BoldVoice is an American mobile application for accent and English pronunciation coaching, aimed at non-native English speakers. The app combines short video lessons taught by professional accent coaches with automatic speech recognition technology that gives users feedback on their pronunciation.

== History ==

BoldVoice was founded in 2021 by Anada Lakra and Ilya Usorov, and is based in New York City. Lakra, who moved to the United States from Albania to attend Yale University, and Usorov, whose immigrant parents faced workplace communication barriers, developed the app to help non-native speakers improve spoken English. The company took part in Y Combinator's Summer 2021 batch and raised an initial pre-seed round of about $605,000. In 2022 it raised $2.2 million in seed funding from investors including Flybridge Capital Partners, Xfund, Liquid 2 Ventures and Y Combinator.

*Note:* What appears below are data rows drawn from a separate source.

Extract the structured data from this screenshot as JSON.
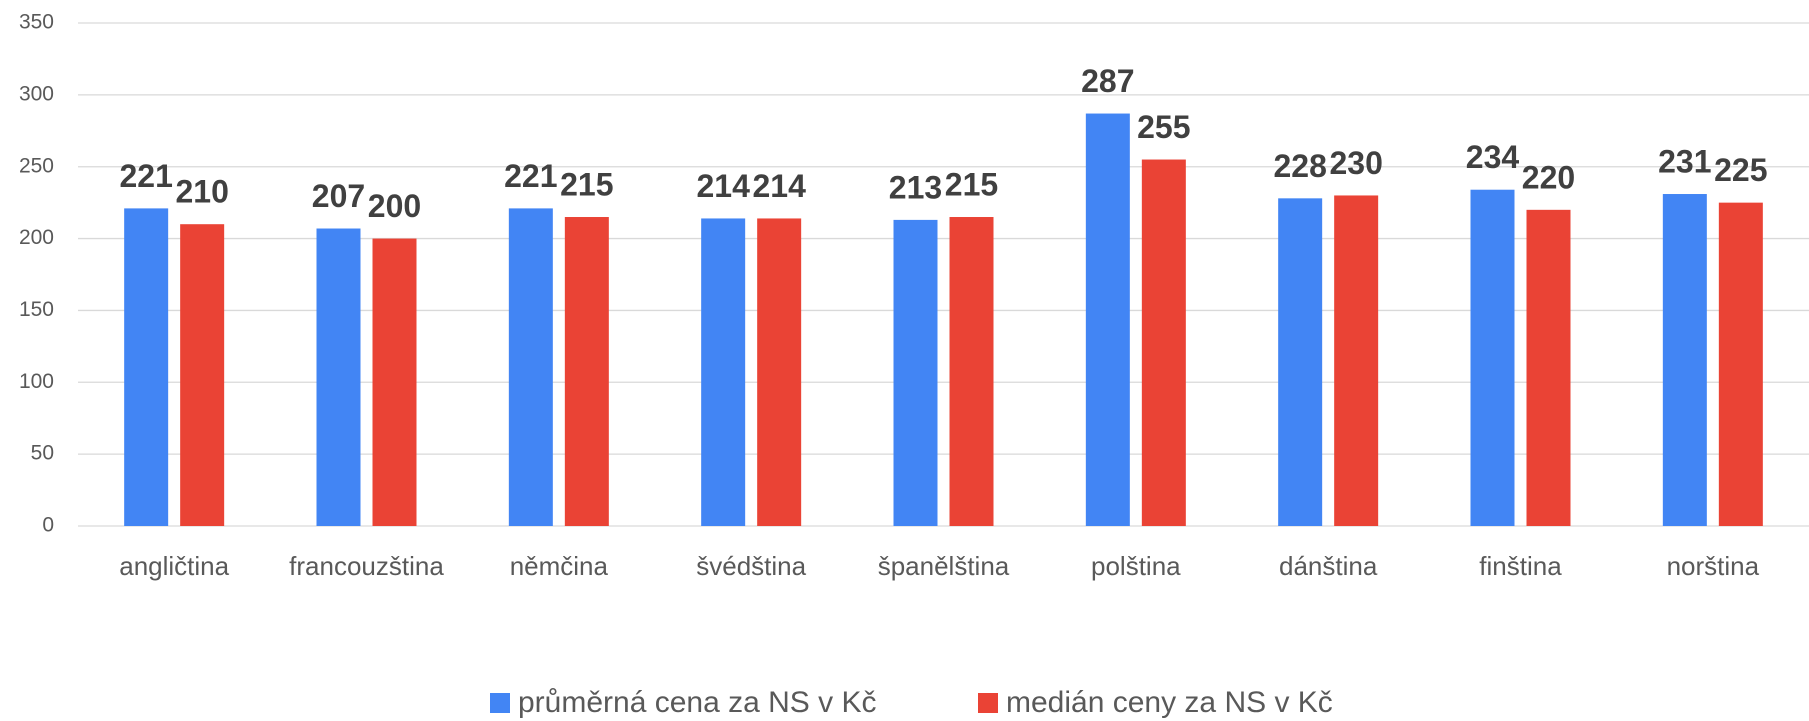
{
  "chart_data": {
    "type": "bar",
    "categories": [
      "angličtina",
      "francouzština",
      "němčina",
      "švédština",
      "španělština",
      "polština",
      "dánština",
      "finština",
      "norština"
    ],
    "series": [
      {
        "name": "průměrná cena za NS v Kč",
        "color": "#4285f4",
        "values": [
          221,
          207,
          221,
          214,
          213,
          287,
          228,
          234,
          231
        ]
      },
      {
        "name": "medián ceny za NS v Kč",
        "color": "#ea4335",
        "values": [
          210,
          200,
          215,
          214,
          215,
          255,
          230,
          220,
          225
        ]
      }
    ],
    "ylim": [
      0,
      350
    ],
    "yticks": [
      0,
      50,
      100,
      150,
      200,
      250,
      300,
      350
    ],
    "grid": true,
    "legend": "bottom"
  }
}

In January 2026, BoldVoice raised a $21 million Series A round led by Matrix Partners, bringing its total funding to $27.1 million. At the time the company reported more than five million downloads, users in over 150 countries, and annual recurring revenue exceeding $10 million.

== Product ==

The app is available on iOS and Android and offers structured lessons and exercises in which users pronounce individual sounds, words, phrases or sentences and receive instant AI-generated feedback identifying aspects of pronunciation that need improvement. Instruction is organized around what the company calls the "three Ps": posture, phonology and porosity. It uses custom speech models to give phoneme-level feedback, analyzing individual sounds in a user's speech and recommending targeted drills, and later versions added real-time analysis and AI role-play practice scenarios.

== Academic evaluation ==

BoldVoice has been the subject of several academic reviews and studies in language-education journals. A media review in Language Learning & Technology described it as a learner-centered, ASR-based application offering personalized, self-paced pronunciation training with progress tracking. A quantitative pre-experimental study of Indonesian secondary-school students published in the Journal of English Language and Education reported that use of the app produced improvement in pronunciation, with mean test scores rising from 66.5 to 74.8. A qualitative study in Lembaran Ilmu Kependidikan found that students perceived the app positively for improving pronunciation, intonation and speaking confidence.

== Reception ==

BoldVoice received early recognition from the Google Play Store, which named it one of its "Best Hidden Gems" of 2021. By 2026, trade and financial press reported that the app had surpassed five million downloads and was used by professionals in more than 150 countries. Its rapid growth on a small team was noted as an example of an "AI-native" consumer application.

BoldVoice has also drawn commentary in the wider debate over AI-based accent reduction. A 2026 article in Wired discussed such tools in the context of questions about cultural assimilation and the pressure on non-native speakers to alter how they sound.